Search of the week

Eric contacted me with a ‘brick wall’.

He was applying for Italian citizenship and had collected all the records he needed, and had already corrected several of them to meet the Consulate’s standards.  One record though, was a real puzzle.  His Grandfather Gioacchino was a foundling born in Palermo, although his entry record indicated he was from Marineo. All other records matched with surname and parent information (unknown) except that of his marriage.

The marriage record showed a completely different surname, one the family had never heard of, and also listed both a father and a mother, although it was obviously the right marriage record as the bride was definitely Eric’s Grandmother. The Consulate did not accept this and asked Eric to get some clarification.  He asked what could he do to clarify this for the Consulate.
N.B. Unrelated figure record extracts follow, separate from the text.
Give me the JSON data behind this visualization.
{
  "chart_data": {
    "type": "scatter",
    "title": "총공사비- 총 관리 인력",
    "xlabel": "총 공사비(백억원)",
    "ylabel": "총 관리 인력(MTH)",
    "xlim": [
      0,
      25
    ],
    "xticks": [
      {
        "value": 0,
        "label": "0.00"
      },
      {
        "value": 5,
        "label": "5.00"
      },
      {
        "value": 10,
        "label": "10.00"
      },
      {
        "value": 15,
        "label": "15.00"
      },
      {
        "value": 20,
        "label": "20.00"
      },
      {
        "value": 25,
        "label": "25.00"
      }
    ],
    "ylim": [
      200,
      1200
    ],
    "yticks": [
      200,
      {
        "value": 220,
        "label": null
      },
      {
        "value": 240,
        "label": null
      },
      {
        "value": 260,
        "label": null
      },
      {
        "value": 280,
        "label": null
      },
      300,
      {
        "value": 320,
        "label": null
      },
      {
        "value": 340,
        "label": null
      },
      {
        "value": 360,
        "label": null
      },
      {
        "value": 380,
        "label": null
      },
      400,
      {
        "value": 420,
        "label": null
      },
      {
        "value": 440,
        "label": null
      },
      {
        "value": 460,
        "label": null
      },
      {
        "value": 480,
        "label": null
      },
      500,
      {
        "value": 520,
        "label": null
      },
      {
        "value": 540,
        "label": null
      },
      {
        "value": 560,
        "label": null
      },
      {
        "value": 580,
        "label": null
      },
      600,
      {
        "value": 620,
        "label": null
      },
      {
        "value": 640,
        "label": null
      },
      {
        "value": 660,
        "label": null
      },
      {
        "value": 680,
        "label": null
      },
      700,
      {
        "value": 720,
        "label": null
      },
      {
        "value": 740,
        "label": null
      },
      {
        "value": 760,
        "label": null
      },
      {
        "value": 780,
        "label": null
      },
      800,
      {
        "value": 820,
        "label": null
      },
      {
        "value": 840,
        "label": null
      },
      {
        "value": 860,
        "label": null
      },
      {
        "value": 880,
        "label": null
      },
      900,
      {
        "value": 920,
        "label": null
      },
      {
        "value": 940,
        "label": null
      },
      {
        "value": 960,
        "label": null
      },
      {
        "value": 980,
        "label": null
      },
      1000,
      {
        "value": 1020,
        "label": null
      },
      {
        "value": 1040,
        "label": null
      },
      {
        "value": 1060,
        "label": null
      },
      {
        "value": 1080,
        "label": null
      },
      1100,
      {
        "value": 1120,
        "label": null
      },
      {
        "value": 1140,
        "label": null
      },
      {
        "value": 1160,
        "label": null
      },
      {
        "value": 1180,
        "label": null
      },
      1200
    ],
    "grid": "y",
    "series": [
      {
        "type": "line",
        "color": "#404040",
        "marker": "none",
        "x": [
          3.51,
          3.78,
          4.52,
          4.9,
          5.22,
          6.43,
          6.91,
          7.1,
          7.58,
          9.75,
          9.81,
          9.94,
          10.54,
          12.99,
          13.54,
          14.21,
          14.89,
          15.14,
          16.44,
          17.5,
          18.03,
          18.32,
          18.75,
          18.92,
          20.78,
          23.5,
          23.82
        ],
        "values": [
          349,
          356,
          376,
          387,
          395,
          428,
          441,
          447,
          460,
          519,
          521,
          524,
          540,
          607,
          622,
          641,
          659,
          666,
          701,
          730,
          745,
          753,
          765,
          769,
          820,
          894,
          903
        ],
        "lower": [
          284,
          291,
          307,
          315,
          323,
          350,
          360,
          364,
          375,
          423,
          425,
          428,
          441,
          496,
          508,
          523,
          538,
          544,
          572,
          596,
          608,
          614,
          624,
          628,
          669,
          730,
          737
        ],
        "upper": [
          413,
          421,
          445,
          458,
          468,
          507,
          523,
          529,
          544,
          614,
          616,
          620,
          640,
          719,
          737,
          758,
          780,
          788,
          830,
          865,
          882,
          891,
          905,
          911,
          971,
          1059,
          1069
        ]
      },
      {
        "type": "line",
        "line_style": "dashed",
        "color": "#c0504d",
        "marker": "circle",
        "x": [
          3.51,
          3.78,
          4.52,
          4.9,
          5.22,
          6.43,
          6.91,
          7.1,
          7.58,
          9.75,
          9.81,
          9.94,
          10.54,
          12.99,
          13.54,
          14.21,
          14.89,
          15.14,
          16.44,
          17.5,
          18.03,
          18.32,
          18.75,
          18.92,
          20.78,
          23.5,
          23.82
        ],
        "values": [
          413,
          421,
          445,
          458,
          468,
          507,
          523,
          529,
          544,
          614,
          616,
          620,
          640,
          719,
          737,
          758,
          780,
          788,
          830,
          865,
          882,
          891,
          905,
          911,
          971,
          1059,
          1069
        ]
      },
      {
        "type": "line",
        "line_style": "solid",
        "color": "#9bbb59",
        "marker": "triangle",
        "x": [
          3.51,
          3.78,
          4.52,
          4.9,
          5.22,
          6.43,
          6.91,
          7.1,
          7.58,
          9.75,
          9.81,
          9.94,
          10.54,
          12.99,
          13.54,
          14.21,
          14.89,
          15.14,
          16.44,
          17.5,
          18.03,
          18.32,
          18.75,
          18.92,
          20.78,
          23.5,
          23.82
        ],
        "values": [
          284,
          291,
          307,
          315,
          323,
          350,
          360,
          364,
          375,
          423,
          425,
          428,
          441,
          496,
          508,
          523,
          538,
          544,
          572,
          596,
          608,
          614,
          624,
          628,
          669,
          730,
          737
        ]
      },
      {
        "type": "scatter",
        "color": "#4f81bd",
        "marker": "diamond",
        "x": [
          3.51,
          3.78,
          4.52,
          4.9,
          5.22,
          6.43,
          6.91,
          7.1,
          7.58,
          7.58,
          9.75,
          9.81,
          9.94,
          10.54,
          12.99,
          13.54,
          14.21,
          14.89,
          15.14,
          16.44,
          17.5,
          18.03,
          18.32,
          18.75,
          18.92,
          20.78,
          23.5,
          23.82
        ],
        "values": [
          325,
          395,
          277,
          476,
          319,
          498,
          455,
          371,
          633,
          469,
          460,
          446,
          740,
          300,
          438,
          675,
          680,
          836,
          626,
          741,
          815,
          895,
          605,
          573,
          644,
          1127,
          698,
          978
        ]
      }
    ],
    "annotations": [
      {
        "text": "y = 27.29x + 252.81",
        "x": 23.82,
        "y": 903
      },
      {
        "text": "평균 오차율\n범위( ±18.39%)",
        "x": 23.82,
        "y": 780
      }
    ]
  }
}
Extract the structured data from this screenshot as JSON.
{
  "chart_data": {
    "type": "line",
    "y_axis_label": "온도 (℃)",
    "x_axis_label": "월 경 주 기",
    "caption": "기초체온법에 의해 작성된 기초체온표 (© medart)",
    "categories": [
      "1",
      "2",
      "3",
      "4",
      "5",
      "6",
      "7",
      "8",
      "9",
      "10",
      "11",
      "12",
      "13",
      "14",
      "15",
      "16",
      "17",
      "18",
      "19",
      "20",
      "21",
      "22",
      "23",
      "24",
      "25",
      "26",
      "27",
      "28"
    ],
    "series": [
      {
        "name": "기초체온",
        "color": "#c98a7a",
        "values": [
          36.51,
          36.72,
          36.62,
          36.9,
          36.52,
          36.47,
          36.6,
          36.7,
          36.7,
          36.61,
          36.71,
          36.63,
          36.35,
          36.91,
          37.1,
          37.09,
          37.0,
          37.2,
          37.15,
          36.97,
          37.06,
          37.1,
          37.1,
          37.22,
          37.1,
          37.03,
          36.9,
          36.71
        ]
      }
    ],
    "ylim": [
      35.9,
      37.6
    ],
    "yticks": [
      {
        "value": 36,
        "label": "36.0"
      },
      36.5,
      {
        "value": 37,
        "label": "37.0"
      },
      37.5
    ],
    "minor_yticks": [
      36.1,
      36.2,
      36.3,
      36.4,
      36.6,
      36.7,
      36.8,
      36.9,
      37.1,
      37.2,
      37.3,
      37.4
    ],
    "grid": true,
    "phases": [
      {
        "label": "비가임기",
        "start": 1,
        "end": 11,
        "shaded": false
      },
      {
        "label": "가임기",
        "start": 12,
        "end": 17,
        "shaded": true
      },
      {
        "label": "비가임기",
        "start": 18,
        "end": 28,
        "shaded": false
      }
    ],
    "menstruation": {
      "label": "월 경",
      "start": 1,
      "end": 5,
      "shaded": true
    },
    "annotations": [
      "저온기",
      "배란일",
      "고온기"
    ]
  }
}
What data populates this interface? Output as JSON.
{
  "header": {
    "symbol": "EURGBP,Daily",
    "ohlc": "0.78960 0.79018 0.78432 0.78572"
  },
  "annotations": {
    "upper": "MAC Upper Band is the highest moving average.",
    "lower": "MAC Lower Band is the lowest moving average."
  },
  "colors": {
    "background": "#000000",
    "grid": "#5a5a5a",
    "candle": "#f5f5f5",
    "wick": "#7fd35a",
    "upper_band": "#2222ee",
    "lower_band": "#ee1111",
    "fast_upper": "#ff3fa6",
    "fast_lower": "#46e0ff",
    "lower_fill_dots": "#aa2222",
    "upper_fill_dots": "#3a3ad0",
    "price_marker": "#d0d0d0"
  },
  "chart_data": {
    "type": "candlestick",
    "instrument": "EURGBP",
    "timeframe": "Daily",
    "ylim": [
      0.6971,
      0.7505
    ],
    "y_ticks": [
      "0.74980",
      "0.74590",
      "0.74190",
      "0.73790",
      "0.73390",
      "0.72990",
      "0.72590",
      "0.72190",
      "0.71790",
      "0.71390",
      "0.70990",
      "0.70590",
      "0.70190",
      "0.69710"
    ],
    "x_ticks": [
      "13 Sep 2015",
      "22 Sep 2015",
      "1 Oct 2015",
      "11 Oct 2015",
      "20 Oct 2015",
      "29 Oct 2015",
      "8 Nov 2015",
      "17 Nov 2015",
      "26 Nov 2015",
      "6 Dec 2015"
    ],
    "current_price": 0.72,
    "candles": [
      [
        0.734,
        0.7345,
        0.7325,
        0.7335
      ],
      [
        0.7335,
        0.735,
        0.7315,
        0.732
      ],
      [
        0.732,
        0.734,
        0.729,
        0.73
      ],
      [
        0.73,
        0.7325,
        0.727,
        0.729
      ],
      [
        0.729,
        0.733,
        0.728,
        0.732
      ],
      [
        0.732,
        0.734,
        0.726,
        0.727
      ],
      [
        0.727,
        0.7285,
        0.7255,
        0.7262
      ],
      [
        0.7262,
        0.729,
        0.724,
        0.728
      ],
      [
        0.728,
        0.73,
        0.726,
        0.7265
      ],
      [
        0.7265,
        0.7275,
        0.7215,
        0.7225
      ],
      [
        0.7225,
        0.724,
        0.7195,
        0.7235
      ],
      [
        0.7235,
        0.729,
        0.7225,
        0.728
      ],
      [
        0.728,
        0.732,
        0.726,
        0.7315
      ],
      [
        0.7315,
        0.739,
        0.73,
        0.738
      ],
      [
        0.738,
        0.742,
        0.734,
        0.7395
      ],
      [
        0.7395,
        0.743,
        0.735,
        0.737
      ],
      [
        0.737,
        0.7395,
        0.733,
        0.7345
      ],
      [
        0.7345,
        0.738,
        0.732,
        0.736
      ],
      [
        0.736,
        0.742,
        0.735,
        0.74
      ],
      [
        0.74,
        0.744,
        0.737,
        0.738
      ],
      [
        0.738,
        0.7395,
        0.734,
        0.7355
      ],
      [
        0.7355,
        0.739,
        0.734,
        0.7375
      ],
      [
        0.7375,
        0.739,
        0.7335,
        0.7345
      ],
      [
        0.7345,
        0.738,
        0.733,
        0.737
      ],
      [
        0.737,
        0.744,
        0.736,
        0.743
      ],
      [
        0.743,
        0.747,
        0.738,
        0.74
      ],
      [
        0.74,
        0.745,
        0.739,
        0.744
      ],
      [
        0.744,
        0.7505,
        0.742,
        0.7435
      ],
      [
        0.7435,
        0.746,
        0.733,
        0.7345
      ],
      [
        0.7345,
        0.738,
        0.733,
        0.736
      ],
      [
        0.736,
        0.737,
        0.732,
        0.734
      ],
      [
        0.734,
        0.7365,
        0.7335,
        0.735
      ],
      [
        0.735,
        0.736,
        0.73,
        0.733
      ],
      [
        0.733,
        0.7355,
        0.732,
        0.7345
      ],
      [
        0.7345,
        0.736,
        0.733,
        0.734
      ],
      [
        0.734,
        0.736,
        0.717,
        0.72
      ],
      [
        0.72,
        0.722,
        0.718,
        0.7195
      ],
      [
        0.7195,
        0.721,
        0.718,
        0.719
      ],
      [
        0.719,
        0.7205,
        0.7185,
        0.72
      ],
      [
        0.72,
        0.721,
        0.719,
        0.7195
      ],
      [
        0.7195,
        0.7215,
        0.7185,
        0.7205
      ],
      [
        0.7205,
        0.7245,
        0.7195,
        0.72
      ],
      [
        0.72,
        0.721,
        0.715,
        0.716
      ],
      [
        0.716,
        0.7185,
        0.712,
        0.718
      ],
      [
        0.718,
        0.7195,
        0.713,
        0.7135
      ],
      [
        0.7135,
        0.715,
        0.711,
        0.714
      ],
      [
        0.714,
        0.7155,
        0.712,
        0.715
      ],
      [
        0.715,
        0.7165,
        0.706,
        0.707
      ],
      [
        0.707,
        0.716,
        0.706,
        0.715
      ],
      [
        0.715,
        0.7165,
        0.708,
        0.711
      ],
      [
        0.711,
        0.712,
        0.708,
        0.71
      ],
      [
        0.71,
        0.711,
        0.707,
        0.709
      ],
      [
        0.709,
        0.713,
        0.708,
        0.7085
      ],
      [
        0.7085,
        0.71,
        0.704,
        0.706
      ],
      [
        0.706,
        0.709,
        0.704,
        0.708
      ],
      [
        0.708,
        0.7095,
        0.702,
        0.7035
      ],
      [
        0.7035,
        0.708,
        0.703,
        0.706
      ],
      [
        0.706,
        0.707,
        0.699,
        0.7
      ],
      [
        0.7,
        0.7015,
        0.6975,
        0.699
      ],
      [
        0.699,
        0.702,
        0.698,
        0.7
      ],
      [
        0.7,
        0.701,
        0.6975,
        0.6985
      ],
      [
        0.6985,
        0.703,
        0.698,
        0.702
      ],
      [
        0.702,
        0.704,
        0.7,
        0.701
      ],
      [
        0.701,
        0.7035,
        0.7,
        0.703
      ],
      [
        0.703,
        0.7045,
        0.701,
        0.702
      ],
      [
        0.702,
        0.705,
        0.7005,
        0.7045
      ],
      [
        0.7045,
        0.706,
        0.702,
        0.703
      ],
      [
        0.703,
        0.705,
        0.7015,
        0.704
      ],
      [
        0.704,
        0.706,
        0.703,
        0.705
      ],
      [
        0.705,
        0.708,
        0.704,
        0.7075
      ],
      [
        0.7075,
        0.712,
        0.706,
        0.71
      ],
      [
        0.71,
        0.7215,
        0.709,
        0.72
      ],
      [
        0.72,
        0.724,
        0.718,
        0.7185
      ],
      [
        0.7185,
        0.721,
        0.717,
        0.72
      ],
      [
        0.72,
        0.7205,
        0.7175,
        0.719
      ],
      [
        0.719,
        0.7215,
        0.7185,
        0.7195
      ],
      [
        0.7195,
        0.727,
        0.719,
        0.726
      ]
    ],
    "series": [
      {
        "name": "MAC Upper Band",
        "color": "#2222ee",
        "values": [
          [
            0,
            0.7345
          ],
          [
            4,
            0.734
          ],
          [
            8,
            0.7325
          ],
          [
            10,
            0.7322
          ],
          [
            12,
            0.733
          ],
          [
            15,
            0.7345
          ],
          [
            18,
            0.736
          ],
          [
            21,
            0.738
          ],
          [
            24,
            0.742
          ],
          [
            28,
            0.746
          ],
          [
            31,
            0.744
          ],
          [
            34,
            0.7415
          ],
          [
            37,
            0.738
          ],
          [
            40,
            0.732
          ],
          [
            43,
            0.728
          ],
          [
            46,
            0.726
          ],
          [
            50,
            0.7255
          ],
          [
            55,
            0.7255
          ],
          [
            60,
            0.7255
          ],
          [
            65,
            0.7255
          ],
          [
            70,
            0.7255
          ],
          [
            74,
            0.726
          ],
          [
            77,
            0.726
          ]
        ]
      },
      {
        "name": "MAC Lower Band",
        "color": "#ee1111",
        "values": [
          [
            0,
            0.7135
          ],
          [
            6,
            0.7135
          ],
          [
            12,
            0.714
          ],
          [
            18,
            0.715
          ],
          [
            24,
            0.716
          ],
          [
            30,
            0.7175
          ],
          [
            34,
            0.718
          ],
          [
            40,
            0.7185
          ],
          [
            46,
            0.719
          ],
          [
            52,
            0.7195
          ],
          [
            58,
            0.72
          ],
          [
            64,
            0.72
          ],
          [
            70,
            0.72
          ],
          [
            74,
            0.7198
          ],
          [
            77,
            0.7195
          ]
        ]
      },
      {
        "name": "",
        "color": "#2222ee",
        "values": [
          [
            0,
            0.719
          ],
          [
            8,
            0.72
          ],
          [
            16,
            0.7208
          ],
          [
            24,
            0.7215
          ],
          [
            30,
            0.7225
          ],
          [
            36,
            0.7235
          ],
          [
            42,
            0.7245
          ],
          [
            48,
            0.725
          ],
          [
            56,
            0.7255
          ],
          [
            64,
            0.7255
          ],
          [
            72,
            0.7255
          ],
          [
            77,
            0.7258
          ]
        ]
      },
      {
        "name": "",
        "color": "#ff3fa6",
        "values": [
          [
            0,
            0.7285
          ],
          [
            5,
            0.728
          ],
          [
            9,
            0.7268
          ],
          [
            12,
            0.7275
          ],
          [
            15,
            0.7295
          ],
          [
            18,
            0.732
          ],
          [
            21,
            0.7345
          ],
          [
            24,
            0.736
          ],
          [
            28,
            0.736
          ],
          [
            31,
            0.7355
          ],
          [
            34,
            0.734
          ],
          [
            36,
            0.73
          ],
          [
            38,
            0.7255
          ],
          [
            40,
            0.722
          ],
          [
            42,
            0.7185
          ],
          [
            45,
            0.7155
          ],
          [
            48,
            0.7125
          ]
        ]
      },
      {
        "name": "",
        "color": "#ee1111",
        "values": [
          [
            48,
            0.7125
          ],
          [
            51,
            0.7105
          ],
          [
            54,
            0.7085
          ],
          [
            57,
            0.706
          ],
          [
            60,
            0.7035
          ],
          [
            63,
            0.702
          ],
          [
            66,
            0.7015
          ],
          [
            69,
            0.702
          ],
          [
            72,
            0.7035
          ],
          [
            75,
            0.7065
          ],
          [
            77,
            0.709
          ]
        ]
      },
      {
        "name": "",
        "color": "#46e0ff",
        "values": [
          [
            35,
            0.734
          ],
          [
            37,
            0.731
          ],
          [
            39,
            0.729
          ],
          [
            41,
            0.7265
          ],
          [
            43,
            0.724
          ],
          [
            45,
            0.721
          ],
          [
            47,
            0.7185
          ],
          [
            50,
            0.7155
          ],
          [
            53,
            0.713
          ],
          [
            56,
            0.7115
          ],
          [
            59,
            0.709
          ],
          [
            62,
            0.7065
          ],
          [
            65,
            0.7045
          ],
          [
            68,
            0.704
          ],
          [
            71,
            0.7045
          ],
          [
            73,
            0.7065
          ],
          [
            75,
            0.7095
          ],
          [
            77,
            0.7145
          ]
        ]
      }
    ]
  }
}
I first checked the ship manifest and discovered that his LAST RESIDENCE was Marineo, not his birthplace.  For foundlings this is significant as they are often fostered to farming women in nearby towns to the large city where the child was found.  I also checked Ellis Island for people traveling from Marineo with the surname he provided on the marriage record.  Sure enough I found several and even some from Palermo itself.  The Italian white pages also confirmed this distribution of the mystery surname.

The question is, ‘How could Gioacchino have organized his marriage certificate to have all these errors and yet continued to use his own, given surname for his children’?

This is how I think it happened.

Gioacchino was in America for less than two years when he met the woman he wanted to marry.  I doubt he could speak much English at this point and it is unlikely he was literate so the clerk probably filled out the form for him.  The certificate Eric sent me was a certificate.  If he could get a copy of the original form complete with ‘signature’s I think he would see where the problem lay.

I suspect Gioacchino presented himself with surname first as many Italians do even today.  Then as the questions continued , age, birthplace etc. the BIG question came  What is your father’s name?  I can just see Gioacchino give that Italian shrug and raise his hands, palm up indicating, ‘I don’t know’.  The clerk assumes he does not understand the question and rephrases it.  ‘Who raised you?’  Who did you live with?  This is a question Gioacchino can answer, Giuseppe Azzara, he replies. He can even answer the next question about Giuseppe’s wife.  The clerk is happy, she fills out the form, changes his surname at the top to reflect the Azzara surname of his ‘father’ and every one is happy.  This is a civil wedding and I doubt Gioacchino did more than say ‘yes’ when prompted.

What Eric needs to do now is:-

Obtain a copy original of the marriage application. (I don’t know if that is possible but it will surely show some corrections)

Contact the Palermo Brefotrofio and request information about the family to whom he was fostered.  With luck it will be Azzara.

Contact the Comune of Marineo for a record of his residence in that town, and also the residence of Giuseppe Azzara.  Hopefully they will be the same.  Records for Marineo are on line so a search for the couple named on the marriage record would confirm that Gioacchino did not invent his ‘parents’.